Katherine Johnson – 08.26.1918 – 02.24.2020
Thanks to Katherine, and her accomplishments, Black people found a respectable place in the intellectual, scientific, and experimental world of space travel and beyond. Katherine was a computer before a computer was a computer. Without her knowledge and know how, the US may not have been able to calculate astronaut John Glenn’s orbit around Earth or the moon landing.
Andre Harrell – 09.26.1960 – 05.07.2020
Andre Harrell was a titan in the music industry. He was truly a pioneer, helping breath life into new sounds and new artists that would help define Black music for generations. The 90s could not have existed like they did without Harrell’s innovative brilliance. Through the music, through the artists, and through his influence, Andre Harrell’s legacy will live on forever.
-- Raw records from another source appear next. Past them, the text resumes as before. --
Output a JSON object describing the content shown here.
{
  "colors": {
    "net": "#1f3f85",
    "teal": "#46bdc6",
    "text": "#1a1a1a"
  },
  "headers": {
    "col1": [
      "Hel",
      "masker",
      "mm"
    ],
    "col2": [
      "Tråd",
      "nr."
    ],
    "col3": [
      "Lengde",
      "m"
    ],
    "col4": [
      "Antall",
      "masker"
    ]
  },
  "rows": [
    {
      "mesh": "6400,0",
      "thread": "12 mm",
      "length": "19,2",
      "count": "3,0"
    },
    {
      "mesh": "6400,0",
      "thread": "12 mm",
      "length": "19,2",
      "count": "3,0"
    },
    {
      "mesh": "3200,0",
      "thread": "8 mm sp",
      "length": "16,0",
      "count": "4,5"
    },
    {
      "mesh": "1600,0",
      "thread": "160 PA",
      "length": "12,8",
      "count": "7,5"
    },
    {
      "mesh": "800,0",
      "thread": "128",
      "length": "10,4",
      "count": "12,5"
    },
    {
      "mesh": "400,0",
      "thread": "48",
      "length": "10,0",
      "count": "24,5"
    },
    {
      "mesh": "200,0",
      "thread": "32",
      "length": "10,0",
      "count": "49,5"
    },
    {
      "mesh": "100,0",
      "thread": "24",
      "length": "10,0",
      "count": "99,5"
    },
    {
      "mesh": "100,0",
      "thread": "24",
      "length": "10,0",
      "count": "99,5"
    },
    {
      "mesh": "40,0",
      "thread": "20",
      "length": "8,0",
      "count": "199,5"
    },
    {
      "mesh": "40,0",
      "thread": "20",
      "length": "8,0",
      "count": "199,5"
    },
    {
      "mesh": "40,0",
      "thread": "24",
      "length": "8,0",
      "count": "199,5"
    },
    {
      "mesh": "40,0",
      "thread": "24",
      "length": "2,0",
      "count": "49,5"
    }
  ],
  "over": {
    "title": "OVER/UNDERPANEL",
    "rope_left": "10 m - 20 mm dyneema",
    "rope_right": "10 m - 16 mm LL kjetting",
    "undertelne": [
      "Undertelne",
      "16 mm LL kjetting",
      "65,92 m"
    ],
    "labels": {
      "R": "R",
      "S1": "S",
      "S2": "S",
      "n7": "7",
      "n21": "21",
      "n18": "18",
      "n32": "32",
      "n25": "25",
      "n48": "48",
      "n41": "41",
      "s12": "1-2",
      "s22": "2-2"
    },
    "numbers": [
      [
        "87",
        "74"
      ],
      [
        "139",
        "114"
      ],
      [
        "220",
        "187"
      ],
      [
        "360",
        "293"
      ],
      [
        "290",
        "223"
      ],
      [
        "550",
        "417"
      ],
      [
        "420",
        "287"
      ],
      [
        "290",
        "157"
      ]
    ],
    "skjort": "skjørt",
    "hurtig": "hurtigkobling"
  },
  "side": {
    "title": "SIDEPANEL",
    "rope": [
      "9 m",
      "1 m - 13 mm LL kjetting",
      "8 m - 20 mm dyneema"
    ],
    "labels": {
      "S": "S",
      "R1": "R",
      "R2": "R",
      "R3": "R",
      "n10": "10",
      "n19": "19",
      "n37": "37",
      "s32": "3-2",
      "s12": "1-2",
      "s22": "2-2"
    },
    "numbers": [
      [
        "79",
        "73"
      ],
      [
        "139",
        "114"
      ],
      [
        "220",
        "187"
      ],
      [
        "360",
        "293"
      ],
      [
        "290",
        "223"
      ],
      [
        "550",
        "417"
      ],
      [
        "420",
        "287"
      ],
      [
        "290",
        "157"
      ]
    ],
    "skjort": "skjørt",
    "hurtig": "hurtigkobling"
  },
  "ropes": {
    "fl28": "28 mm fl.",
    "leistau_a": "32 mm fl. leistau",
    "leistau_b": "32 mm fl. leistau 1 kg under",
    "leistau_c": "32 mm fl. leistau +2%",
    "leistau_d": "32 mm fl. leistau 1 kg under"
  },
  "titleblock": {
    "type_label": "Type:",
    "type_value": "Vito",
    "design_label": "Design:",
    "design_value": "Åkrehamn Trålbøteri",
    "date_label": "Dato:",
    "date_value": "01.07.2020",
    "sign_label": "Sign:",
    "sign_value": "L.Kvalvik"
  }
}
Little Richard – 12.05.1932 – 05.09.2020
There was nothing subtle about Little Richard. From his hair, to his clothes, to his sound. Little Richard would pound the piano so hard that he would sometimes break it. Little Richard broke down barriers for musicians, black men, gay men, gay black men, gay black male musicians, and all of those who did not fit neatly into the mold. Up until later in his career, Little Richard never shied away from being his authentic self. We are grateful for the life and legacy of a man who left his mark on music and the world in general. There will never be another Little Richard. He was one of a kind.
Rep. John Lewis – 02.21.1940 – 07.17.2020
“Do not get lost in a sea of despair. Be hopeful, be optimistic. Our struggle is not the struggle of a day, a week, a month, or a year, it is the struggle of a lifetime. Never, ever be afraid to make some noise and get in good trouble, necessary trouble.” – Rep. John Lewis
Rev. C.T. Vivian – 07.30.1924 – 07.17.2020
Rev. C.T. Vivian should be a household name. His name should be included in textbooks on the Civil Rights Movement. It should be applauded along with all the others. His legacy is one of selflessness. He fought tirelessly for our equality and our right to vote. Rev. C.T. Vivian continued his work for racial and social justice until his last breath. He is a true hero!
Coach John Thompson – 09.02.1941 – 08.30.2020
It is impossible to think about college basketball and not think about Coach John Thompson. Coach Thompson was the first Black head coach to win a major collegiate championship, after leading the Georgetown Hoyas men’s basketball team to its first NCAA Championship win. He made Georgetown’s basketball team competitive and respectable, taking them to three Final Fours while also winning seven Big East titles. He was also responsible for coaching the 1988 United States national team to a bronze medal in the Olympics.